THE BICYCLE KICK(originator disputed) - bicycle kick or scissor kick is a physical move made by throwing the body up into the air, making a shearing movement with the legs to get one leg in front of the other without holding on to the ground.  The move can either be done backwards or sideways. Performed in ball games, when the move is done with one leg high over the head to reach the ball (located in the original head height).According to Inverting The Pyramid by Jonathan Wilson “the bicycle-kick was invented in Peru in the late nineteenth century; most seem to credit Ramón Unzaga Asla, a native of Bilbao who emigrated to Chile and first used it in 1914 (hence the use of term chilena throughout Spanish-speaking South America, unless that refers to David Arellano, a Chilean who popularised the technique on a tour of Spain in 1920); while others follow Leônidas, the Brazilian forward of the thirties, in attributing it to Petronilho de Brito. Weirdly, the former Aston Villa chairman Doug Ellis also claimed to have invented the bicycle-kick, even though he never played football to any  level and was not born until  ten years after  the  first record of Unzaga performing  the  trick.”

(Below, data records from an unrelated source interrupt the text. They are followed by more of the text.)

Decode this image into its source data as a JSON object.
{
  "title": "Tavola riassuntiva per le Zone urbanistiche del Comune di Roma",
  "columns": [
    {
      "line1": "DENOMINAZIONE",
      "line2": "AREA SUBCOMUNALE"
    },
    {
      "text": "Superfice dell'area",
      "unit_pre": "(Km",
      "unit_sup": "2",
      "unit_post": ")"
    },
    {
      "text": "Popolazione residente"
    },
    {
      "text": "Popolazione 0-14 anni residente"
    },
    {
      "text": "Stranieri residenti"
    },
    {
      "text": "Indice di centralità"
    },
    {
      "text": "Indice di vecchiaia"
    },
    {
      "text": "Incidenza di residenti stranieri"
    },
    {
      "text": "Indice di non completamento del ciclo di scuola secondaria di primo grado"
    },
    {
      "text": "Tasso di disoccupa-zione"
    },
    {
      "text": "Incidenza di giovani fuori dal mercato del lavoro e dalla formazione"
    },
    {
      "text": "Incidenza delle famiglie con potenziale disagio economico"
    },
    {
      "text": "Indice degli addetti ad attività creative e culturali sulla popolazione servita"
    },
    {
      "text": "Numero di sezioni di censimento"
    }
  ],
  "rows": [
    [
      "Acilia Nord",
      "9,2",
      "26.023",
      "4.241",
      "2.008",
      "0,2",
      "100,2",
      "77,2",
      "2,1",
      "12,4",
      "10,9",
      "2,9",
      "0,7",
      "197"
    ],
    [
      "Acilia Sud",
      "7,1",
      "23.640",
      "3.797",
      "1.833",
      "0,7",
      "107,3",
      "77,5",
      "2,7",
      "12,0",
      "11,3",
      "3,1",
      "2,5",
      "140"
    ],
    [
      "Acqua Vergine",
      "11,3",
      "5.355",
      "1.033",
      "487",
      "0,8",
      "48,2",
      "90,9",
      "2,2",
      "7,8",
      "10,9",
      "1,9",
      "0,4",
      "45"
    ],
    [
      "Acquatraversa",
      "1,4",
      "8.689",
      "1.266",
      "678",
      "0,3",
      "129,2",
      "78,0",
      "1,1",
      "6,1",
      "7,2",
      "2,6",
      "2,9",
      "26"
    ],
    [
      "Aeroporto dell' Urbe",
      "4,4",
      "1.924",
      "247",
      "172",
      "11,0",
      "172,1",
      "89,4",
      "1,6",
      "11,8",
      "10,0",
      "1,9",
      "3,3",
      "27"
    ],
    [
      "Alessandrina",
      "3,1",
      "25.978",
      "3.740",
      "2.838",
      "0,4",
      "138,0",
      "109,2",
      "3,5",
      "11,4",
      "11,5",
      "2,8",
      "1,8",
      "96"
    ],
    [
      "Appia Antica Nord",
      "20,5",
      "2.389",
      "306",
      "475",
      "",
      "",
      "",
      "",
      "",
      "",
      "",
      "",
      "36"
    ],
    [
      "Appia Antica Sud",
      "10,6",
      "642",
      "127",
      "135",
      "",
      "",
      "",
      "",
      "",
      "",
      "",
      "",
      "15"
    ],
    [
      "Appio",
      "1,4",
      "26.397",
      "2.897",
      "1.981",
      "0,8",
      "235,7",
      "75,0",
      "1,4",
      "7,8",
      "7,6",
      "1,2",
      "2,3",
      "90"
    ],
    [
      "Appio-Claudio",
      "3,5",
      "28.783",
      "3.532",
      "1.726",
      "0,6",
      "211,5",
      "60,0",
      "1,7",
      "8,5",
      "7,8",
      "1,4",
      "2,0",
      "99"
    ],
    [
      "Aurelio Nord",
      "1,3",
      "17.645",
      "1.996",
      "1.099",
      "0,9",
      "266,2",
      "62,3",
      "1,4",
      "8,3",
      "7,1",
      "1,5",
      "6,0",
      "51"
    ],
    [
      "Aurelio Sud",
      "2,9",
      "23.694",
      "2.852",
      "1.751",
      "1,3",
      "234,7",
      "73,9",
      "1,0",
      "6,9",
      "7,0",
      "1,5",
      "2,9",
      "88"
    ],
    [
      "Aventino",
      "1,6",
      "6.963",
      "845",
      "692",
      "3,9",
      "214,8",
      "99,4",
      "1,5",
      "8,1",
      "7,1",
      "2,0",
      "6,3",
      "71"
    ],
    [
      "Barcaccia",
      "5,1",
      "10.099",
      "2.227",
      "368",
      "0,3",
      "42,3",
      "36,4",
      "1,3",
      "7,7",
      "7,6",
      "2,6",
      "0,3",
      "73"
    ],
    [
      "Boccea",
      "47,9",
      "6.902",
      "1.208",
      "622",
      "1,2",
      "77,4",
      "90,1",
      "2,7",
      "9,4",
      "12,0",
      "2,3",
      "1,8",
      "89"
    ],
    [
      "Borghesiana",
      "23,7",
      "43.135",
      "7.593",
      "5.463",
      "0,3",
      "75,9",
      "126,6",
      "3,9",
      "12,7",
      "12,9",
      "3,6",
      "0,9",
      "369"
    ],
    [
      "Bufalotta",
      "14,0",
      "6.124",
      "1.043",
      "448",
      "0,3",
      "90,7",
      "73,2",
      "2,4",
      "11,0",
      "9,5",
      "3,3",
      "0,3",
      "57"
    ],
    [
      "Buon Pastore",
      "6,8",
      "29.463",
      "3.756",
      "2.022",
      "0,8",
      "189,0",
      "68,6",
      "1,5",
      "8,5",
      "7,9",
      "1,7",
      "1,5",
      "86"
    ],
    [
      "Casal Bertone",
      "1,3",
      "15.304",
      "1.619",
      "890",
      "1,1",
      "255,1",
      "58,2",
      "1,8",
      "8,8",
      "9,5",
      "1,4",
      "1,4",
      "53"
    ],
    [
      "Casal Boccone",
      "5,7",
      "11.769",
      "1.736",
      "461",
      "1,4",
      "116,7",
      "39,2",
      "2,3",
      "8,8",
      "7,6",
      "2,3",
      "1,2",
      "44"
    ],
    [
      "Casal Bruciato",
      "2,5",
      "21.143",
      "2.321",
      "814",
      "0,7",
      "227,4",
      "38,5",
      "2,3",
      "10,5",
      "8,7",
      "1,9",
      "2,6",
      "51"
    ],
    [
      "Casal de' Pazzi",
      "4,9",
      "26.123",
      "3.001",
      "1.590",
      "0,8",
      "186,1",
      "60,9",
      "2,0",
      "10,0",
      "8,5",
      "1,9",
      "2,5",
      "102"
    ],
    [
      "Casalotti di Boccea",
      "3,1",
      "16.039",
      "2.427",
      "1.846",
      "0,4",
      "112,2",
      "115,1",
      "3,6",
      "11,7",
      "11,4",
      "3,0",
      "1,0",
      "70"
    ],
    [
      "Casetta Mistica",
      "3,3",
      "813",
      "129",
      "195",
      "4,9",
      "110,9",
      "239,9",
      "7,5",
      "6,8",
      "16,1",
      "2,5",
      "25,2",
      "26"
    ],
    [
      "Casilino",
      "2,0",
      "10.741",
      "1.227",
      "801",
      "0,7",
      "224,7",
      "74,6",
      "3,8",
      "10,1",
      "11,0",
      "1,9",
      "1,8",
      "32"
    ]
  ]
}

MARIANELLA/THE VOLLEYED BACK-HEEL(Juan Evaristo) - Imagine a back-hell but only in mid-air. Evaristo and his brother Mario became the first siblings to appear in the world-cup final.

Awana Diab

Special mention goes to Awana Diab who scored the final goal for the United Arab Emirates in their 6-2 win over Lebanon by back-heeling the ball into the back of the net from the penalty spot. I have yet to see another player try his penalty that’s why I didn’t put him in.

According to Charles H. Duell(Commissioner, U.S. patent office, 1899) or The Book of Facts and Fallacies" by Chris Morgan and David Langford (1981), “Everything that can be invented has been invented”. They all said this in the 1980’s but look at society now. I look forward to footballers of my generation like Pogba to invent more footballing techniques.